Contemporary Boolean Satisfiability (SAT) solvers are the enabling
technology underlying many successful hardware verification tools. A
particular strength of such tools is the detection of bugs.
Discovering a bug, however, is only the first step; locating and
understanding its cause is often a much more daunting task.
I will discuss how SAT solvers can be used to provide automated
support for localizing faults. My talk will address two different
scenarios: a) Design Debugging. We are given a chip design which does not satisfy it's specification, witnessed by a failing test-case. b)
Post-Silicon Validation. An observed behavior of the prototype of an
integrated circuit deviates from the 'golden model'. In both cases, we
will use a SAT solver to pin-point the temporal and spatial causes
(e.g., an erroneous expression in the first case, or a faulty gate in
the second) of the discrepancy. In the second case, this task is
complicated by the fact there are practical limitations to the
observability of the internal signals of the chip.

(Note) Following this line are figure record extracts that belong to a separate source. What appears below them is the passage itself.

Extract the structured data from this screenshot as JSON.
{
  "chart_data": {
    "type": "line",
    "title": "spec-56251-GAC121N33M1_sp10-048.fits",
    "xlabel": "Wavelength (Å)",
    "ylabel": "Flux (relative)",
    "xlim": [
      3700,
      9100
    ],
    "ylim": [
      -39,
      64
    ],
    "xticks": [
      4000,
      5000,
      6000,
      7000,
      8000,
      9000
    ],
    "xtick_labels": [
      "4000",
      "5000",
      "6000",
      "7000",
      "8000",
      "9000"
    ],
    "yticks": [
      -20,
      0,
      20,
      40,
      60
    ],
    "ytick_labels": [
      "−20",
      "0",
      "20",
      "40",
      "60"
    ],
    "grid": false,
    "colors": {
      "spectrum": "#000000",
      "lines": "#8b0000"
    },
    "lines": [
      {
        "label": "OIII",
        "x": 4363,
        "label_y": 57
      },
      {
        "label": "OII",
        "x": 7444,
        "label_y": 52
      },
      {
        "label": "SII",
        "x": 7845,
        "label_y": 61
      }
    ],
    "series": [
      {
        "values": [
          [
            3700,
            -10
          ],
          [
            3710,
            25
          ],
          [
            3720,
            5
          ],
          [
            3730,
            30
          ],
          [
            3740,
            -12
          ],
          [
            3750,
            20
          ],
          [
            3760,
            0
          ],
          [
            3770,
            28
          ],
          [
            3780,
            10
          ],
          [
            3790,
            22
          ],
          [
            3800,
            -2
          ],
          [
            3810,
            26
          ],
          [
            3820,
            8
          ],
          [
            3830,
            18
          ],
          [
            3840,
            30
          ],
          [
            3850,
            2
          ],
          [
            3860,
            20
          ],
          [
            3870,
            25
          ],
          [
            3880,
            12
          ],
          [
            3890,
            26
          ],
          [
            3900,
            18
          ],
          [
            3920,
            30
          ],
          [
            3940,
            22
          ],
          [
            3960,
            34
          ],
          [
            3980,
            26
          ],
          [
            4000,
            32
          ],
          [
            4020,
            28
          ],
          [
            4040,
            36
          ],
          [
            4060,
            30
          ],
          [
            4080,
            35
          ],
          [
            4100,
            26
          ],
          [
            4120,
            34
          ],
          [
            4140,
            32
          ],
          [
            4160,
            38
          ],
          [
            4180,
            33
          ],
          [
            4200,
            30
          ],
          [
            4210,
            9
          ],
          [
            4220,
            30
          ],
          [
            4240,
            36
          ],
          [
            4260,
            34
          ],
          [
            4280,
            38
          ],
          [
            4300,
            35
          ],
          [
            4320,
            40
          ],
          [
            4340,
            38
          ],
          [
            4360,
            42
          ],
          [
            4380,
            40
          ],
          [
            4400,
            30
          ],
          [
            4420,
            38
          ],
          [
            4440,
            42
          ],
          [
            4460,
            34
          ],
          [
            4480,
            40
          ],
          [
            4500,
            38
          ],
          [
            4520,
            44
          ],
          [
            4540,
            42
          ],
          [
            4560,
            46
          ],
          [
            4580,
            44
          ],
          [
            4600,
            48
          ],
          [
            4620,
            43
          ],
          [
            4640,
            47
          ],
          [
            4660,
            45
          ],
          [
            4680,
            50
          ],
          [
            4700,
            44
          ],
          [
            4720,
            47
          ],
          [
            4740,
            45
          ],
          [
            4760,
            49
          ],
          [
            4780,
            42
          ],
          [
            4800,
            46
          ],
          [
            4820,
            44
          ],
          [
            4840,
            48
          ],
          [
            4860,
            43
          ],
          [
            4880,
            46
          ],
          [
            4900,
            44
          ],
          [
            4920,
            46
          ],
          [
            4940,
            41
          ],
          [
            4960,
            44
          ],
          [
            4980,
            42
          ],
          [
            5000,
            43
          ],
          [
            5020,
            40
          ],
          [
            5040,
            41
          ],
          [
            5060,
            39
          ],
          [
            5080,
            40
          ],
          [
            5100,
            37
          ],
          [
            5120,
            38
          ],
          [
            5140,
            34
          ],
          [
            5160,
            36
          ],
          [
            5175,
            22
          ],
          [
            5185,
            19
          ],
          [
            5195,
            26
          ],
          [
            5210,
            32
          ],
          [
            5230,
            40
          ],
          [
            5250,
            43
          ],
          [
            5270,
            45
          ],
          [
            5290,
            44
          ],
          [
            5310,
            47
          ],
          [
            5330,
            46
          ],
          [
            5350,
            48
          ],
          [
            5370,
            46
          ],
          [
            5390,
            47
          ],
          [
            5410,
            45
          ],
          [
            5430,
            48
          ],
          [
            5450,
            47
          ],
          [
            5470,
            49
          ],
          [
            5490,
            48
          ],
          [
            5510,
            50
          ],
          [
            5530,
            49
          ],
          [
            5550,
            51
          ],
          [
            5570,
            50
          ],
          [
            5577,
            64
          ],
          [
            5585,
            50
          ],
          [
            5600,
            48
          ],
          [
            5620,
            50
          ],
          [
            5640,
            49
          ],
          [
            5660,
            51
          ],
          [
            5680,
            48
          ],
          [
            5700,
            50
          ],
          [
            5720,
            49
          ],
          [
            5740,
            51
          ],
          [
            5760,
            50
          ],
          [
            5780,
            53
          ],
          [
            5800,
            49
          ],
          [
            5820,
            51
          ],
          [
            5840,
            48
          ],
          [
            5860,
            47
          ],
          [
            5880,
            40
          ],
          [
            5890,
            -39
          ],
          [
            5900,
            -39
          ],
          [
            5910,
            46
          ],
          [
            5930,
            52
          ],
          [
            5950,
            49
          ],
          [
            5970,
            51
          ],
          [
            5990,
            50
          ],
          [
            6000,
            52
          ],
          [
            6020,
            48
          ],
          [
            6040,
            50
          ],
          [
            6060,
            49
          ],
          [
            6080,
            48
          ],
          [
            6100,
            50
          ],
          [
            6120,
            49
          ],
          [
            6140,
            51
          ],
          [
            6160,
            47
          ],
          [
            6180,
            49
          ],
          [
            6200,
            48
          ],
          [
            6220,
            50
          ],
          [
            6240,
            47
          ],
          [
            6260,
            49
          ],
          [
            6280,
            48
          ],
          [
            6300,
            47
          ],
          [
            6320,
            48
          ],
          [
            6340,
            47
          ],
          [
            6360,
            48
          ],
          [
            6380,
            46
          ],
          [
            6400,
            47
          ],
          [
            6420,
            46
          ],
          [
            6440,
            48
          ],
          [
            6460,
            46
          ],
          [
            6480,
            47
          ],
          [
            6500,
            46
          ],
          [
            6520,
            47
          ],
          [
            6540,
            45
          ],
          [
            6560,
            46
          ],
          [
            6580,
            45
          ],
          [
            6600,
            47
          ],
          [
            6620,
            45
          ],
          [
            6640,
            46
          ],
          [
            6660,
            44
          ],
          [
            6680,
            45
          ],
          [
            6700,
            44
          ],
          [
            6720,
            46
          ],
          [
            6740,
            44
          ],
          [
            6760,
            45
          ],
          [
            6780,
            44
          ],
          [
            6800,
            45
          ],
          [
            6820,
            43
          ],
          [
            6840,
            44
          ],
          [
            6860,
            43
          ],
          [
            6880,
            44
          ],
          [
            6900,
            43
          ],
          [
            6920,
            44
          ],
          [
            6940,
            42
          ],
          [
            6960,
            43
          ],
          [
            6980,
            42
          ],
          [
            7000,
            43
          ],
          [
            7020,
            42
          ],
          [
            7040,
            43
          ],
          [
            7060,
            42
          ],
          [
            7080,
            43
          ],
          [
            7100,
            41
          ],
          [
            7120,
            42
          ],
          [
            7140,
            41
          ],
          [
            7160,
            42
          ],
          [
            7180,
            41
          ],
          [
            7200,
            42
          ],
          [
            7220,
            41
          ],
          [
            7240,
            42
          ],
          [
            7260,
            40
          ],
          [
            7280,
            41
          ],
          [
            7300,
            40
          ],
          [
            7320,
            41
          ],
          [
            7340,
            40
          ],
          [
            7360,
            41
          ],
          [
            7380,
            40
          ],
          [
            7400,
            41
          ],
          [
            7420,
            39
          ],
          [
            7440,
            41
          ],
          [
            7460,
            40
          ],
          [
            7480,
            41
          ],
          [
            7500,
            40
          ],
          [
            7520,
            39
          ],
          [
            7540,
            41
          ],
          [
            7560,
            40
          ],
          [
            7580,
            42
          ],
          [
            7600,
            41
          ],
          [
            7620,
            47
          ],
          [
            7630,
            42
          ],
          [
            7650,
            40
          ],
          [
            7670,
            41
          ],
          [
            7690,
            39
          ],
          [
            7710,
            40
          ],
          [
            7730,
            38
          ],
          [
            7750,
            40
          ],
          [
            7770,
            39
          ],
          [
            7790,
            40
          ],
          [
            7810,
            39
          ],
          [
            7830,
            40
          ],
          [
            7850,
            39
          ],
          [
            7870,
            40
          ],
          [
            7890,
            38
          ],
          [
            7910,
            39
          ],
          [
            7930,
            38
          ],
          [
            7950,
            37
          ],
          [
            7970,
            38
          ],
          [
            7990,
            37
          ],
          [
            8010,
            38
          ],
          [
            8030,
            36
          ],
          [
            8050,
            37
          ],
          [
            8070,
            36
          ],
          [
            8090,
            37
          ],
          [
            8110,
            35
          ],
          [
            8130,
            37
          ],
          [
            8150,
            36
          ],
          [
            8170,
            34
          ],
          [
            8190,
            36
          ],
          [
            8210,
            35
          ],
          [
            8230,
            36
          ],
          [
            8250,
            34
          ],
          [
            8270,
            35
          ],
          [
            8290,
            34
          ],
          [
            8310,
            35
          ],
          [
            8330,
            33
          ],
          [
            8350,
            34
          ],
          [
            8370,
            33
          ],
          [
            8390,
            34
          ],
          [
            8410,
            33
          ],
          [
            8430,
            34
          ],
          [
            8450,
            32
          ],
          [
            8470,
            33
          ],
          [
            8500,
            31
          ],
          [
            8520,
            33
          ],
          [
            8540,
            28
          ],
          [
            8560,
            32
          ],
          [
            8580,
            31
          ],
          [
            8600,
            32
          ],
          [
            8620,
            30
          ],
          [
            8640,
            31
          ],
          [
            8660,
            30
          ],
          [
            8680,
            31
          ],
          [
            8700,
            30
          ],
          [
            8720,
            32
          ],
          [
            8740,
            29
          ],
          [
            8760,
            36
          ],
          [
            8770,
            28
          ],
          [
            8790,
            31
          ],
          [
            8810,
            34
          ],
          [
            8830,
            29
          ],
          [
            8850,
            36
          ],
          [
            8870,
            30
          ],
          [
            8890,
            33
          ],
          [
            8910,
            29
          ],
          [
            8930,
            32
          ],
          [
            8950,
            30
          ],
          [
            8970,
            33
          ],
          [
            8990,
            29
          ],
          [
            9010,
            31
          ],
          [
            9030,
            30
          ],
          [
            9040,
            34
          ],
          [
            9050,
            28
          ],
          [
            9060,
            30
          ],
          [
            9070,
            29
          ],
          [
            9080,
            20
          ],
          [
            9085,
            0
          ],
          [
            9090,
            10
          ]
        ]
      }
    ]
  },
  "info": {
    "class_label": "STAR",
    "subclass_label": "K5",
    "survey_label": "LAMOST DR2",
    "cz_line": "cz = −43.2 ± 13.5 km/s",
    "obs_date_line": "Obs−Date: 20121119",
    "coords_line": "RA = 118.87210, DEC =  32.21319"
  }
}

The diagnosis technique we deploy uses the notion of correction sets,
which is intrinsically tied to the notion of unsatisfiable subsets
(aka cores) and the MAX-SAT problem. Moreover, I will show how the
notion of the “backbone” of a satisfiable SAT instance is useful to
propagate information in the case where observability is limited.
Dr. Georg Weissenbacher is a postdoctoral research associate at
Princeton University. His research interests include automated
software and hardware verification, fault localization, and decision
procedures. He received his doctorate in computer science in 2010 from Oxford University, where he was working on interpolation-based software model checking.